Page 13 of Maverick

“Fucking right, she is.”

CHAPTER EIGHT

Once Katelyn was sound asleep, Mav moved her to the back, where she lay comfortably on the bed. He covered her up and frowned, realizing how very tiny she was in the relatively small bed. Walking back to the front, his friends read the look on his face.

“She’s a full-grown woman, brother. It will all be okay,” smirked Saint.

“What the hell just happened to me?” he asked, pushing his hand through his thick brown hair.

“You fell, dude. Like seriously fell off a cliff, face planting at that beautiful girl’s feet. Melissa was a distraction, a little side entertainment until the real thing showed up, and the real thing just showed up.” Pax just laughed at him, shaking his head. The ping of the video call had them all turning to the screens on their individual tablets.

“Hey, Doug, what’s up?”

“Is she safe?” he asked.

“She’s sleeping, but yes, she’s safe. Is there something wrong? I mean, beyond the obvious is there something wrong,” said Pax.

“The CIA is claiming she is an enemy of the state. They want her for questioning.”

“Fuck,” muttered Saint. “Do they know it was us that took her?”

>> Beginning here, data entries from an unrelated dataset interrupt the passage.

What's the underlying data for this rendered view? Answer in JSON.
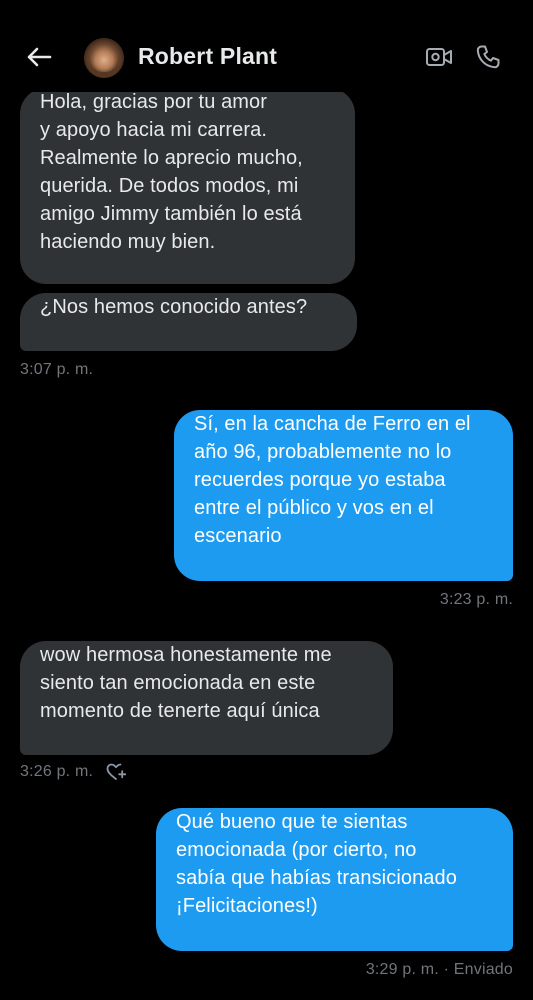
{
  "header": {
    "contact_name": "Robert Plant",
    "back_icon": "arrow-left-icon",
    "video_icon": "video-camera-icon",
    "call_icon": "phone-icon"
  },
  "messages": [
    {
      "direction": "incoming",
      "text": "Hola, gracias por tu amor\ny apoyo hacia mi carrera.\nRealmente lo aprecio mucho,\nquerida. De todos modos, mi\namigo Jimmy también lo está\nhaciendo muy bien."
    },
    {
      "direction": "incoming",
      "text": "¿Nos hemos conocido antes?",
      "time": "3:07 p. m."
    },
    {
      "direction": "outgoing",
      "text": "Sí, en la cancha de Ferro en el\naño 96,  probablemente no lo\nrecuerdes porque yo estaba\nentre el público y vos en el\nescenario",
      "time": "3:23 p. m."
    },
    {
      "direction": "incoming",
      "text": "wow hermosa honestamente me\nsiento tan emocionada en este\nmomento de tenerte aquí única",
      "time": "3:26 p. m."
    },
    {
      "direction": "outgoing",
      "text": "Qué bueno que te sientas\nemocionada (por cierto, no\nsabía que habías transicionado\n¡Felicitaciones!)",
      "time": "3:29 p. m. · Enviado"
    }
  ],
  "colors": {
    "background": "#000000",
    "incoming_bubble": "#2f3336",
    "outgoing_bubble": "#1d9bf0",
    "meta_text": "#71767b"
  }
}
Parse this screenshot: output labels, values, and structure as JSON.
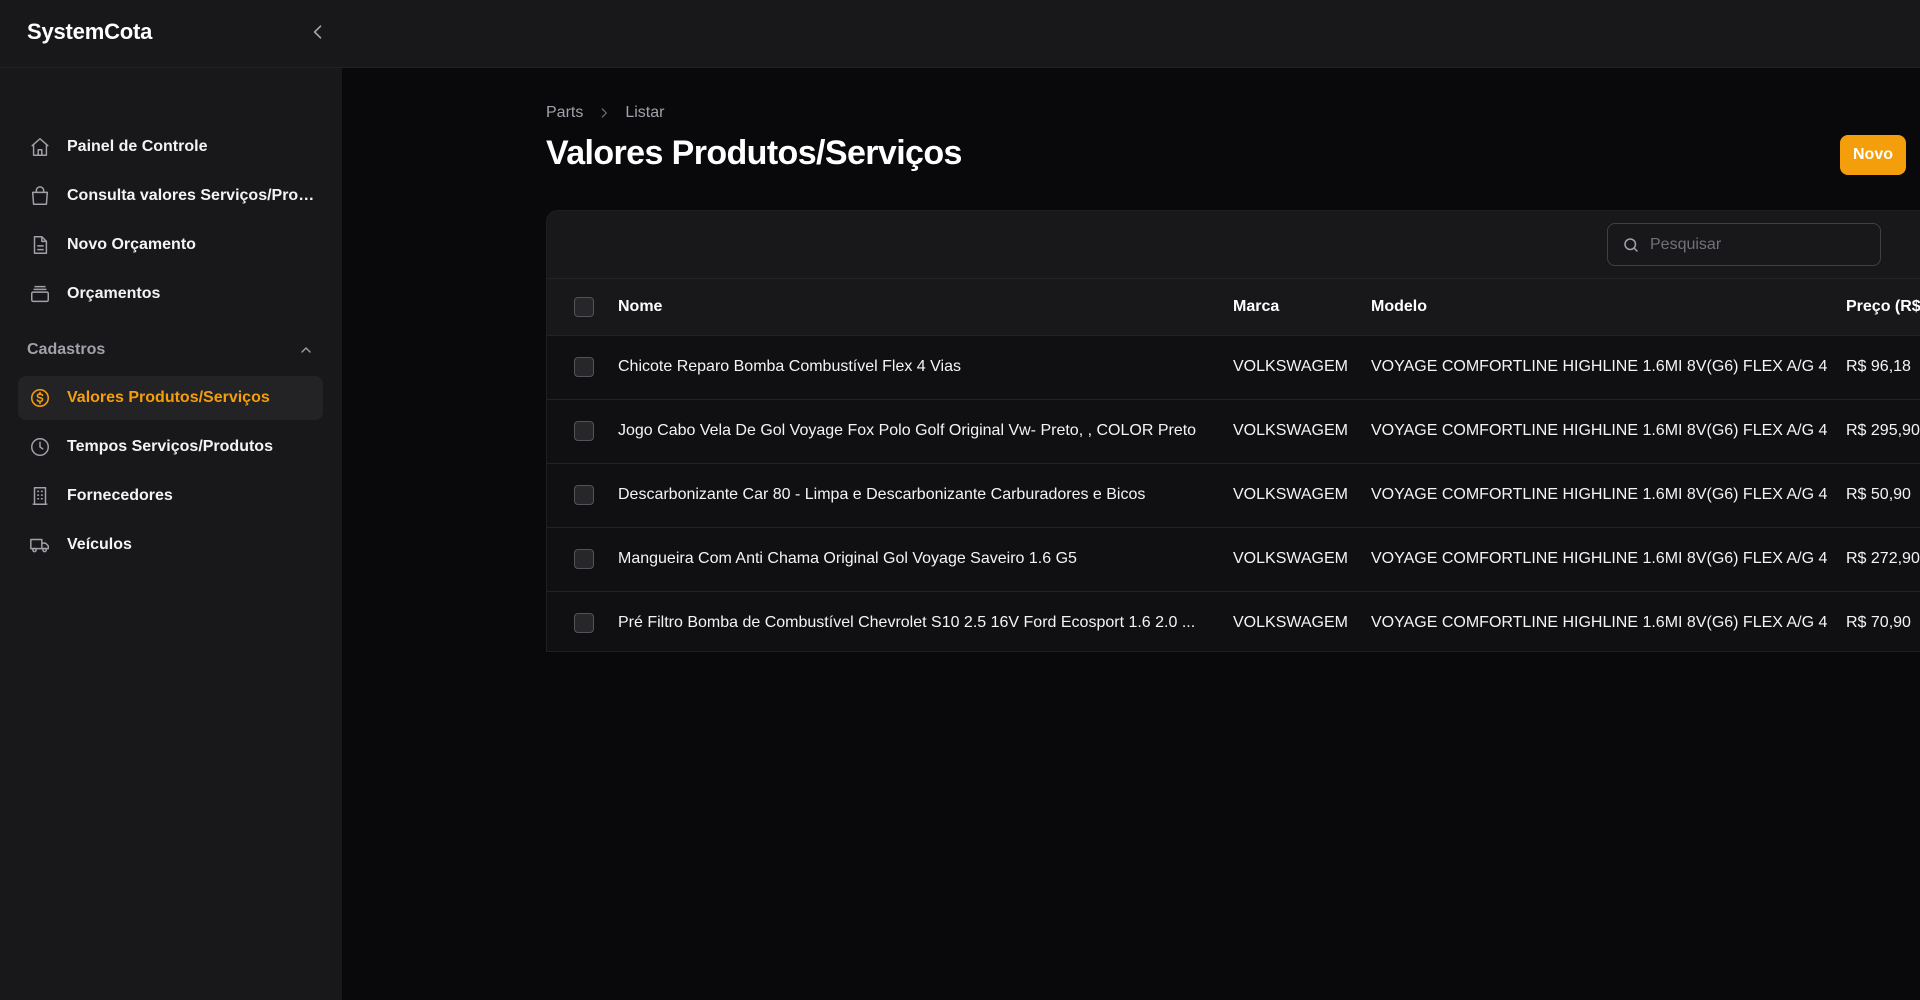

“We don’t think so. There weren’t any cameras in the area, and it was dark. Your faces weren’t easily seen. The only thing that might tip them off is that the four of you all left the Teams on the same day. Now, we can write that off as coincidence, but they probably won’t buy it. They know she was working for us.”

“Why were we letting her work remotely when she was working on something so important?” asked Mav.

“She doesn’t like to travel much. One of the things she disclosed in the interview process was that the only thing that brings her peace is being near the water. We tried to tell her there’s all kinds of water here, but she didn’t buy it. I think she’s about to get a first-hand account of how much water we truly have,” he said.

“Doug, this shit she’s working on sounds like something we wouldn’t want to touch with a ten-foot pole. Why are we backing this?” asked Mav.

Ryan, Montana, and Hiro’s faces appeared on the screen, and they waved.

“We might be able to better answer that,” said Hiro. “Ryan and Montana came to me asking about the primitive versions of AI that we already use. Some of them are facial recognition software. I can take someone’s face from any camera we operate, or don’t operate, and overlay that image on anybody I want, making others believe it’s someone different.”

“Why does that not make me feel good?” frowned Saint.

“It shouldn’t. I mean, it should because it’s us, but if it were someone else, it shouldn’t. The other forms of AI we use are the voice-altering software systems that we have. We’ve used them recently taking pieces of someone’s voice and creating new messages. Hell, as far back as Tony, we were using these initial versions.”

“So, it’s not new to us at all,” said Brax. “What makes what she’s doing different?”

“It’s on an entirely different level,” said another voice. Thomas’s face appeared, and he waved. “The sound deflection systems I used years ago are still operable and useful today. Katelyn’s technologies are surpassing that. Stay with me while I lay this out.

“Let’s say that we want war to break out between Mexico and Spain. I could take the sounds from a nuclear submarine that belongs to us and is currently in the Atlantic. I can take those sounds, transfer them to an inferior diesel submarine used by Mexico, making Spain think they have a nuclear sub. I could even take the sounds of ballistic missile silos opening and firing and infer it to the Mexican submarine.”

“Fuck me,” whispered Mav. “It would instigate all-out war.”

“It would. We think that’s why the agency wants it. If they could use this to do just that, they could play puppet master over the world,” said Thomas. “If we go even further, we could use AI images and voices in advertising, news stories, transferring the original voice into any nationality’s language and broadcasting on their news networks anything we wanted.”

“Fucking hell,” muttered Saint. “She said nothing is on paper, Thomas. She said it’s all in her head. What was their plan with this?”

Thomas stared at the screen, then looked at Doug, Montana, and Hiro. Doug turned the screen toward him again.

“Their plan was to either force her by torture to create what they want or keep her so drugged she’d have to talk about it for the next twenty years for someone to figure out.”

“Shit,” muttered Brax. “What are we going to do?”

“We’re going to hide her. Keep her on our property, away from the crowds, for as long as we can. Then, we’re going to arrange for her death.”

The gasp behind them told everyone that Katelyn had arrived at the last moment. Her face was pale, shaking her head at them.